Dove mettere i piedi

Racconto di Anna Atzeni – 4° classificato al Concorso Letterario “Sogno, superstizione, magia” 2022.

Ero lì da più di un mese e ancora non riuscivo a capire dove fosse la testa. Si insinuava in me il dubbio che la testa non ci fosse proprio. O perlomeno, che non fosse nelle immediate vicinanze, all’interno dell’unità urbana. Dato per assodato l’assioma secondo cui le città equivalgono a delle persone sdraiate supine; identificarne il capo era sempre stato il primo passo per capirle e, di conseguenza, percorrerle. Percorrere uno spazio significa percorrere se stessi, la propria storia, i propri desideri. Scegliere un percorso composto da sequenze di pedate date nei punti giusti del suolo, nel modo giusto, nell’ordine giusto significa avere l’opportunità di arginare le disgrazie e di decidere il proprio futuro, di orientare le proprie speranze.
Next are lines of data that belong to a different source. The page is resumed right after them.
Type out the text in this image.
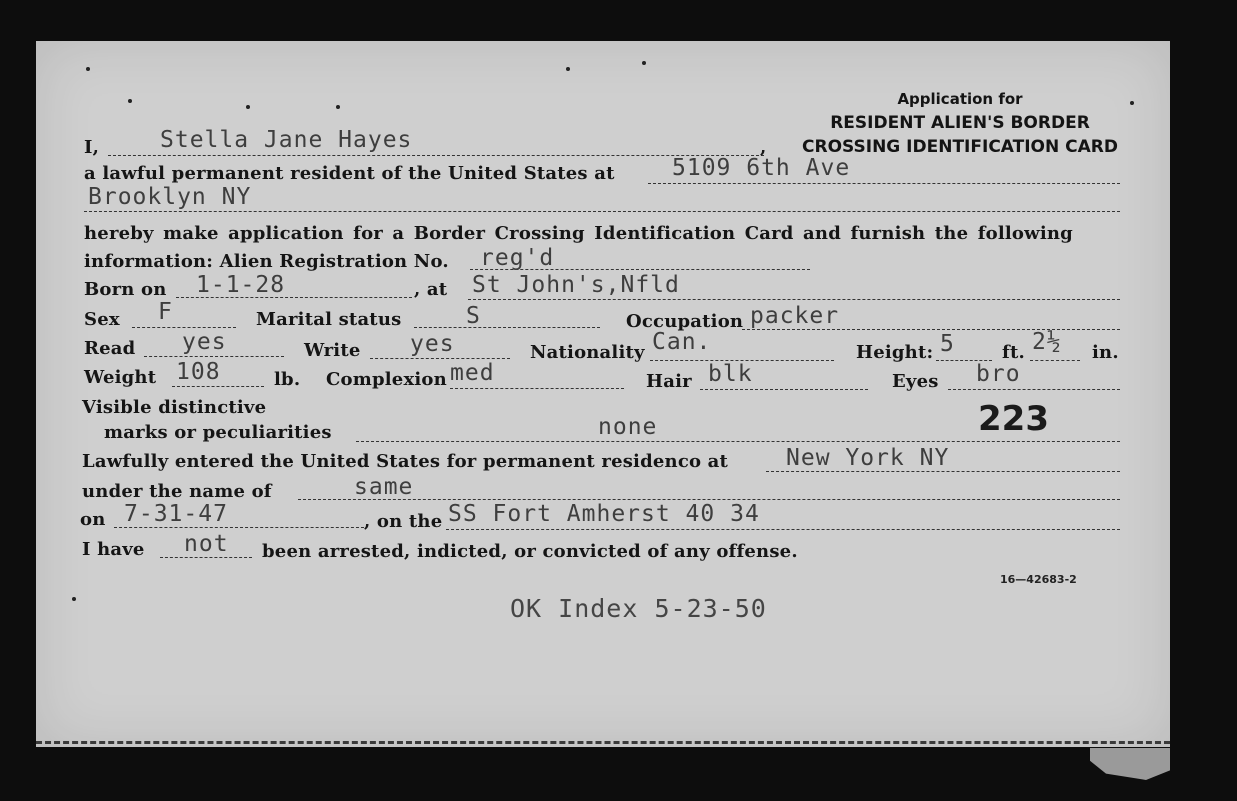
Application for
RESIDENT ALIEN'S BORDER
CROSSING IDENTIFICATION CARD
I,	,
Stella Jane Hayes
a lawful permanent resident of the United States at 5109 6th Ave
Brooklyn NY
hereby make application for a Border Crossing Identification Card and furnish the following
information: Alien Registration No. reg'd
Born on 1-1-28	, at St John's,Nfld
Sex F	Marital status	S	Occupation packer
Read yes	Write yes	Nationality Can.	Height: 5	ft. 2½ in.
Weight 108	lb. Complexion med	Hair blk	Eyes bro
Visible distinctive
marks or peculiarities	none	223
Lawfully entered the United States for permanent residenco at	New York NY
under the name of	same
on 7-31-47	, on the SS Fort Amherst 40 34
I have not been arrested, indicted, or convicted of any offense.
16—42683-2
OK Index 5-23-50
Camminare è costruire, è prevenire, è prevedere: e io desideravo diventare un architetto. I miei supervisori mi consideravano precisa nei calcoli e perfezionista nel metodo e per questo avevo avuto l’opportunità di vivere in una città nuova; un posto dove sarei stata meglio e dove avrei potuto apprendere di più. Ma mentre mi applicavo per trovarne la testa, con metodo, con ostinazione, e poi mi affannavo a cercarla, la testa, perché non la trovavo, capii che i miei calcoli, la mia perfezione, il mio metodo, la mia ostinazione: ogni cosa in me era mediocre come le villette a schiera dei sobborghi, e mai avrei avuto quell’ardita e grave leggerezza necessaria per costruire una cupola. Gli altri aspiranti architetti, miei compagni -miei rivali- avevano già capito dove fosse la testa, o perlomeno, se la testa, come sospettavo, non esisteva, avevano già chiaro l’arcano della città, di quel luogo oscuro e pianeggiante; io mi limitavo a percorrerne il reticolato, a osservarne il fiume solcato da ponti, a prendere nota dei suoi crolli e delle sue ricostruzioni. E se questa città non fosse il corpo intero, ma una parte di esso? E se sì, quale parte?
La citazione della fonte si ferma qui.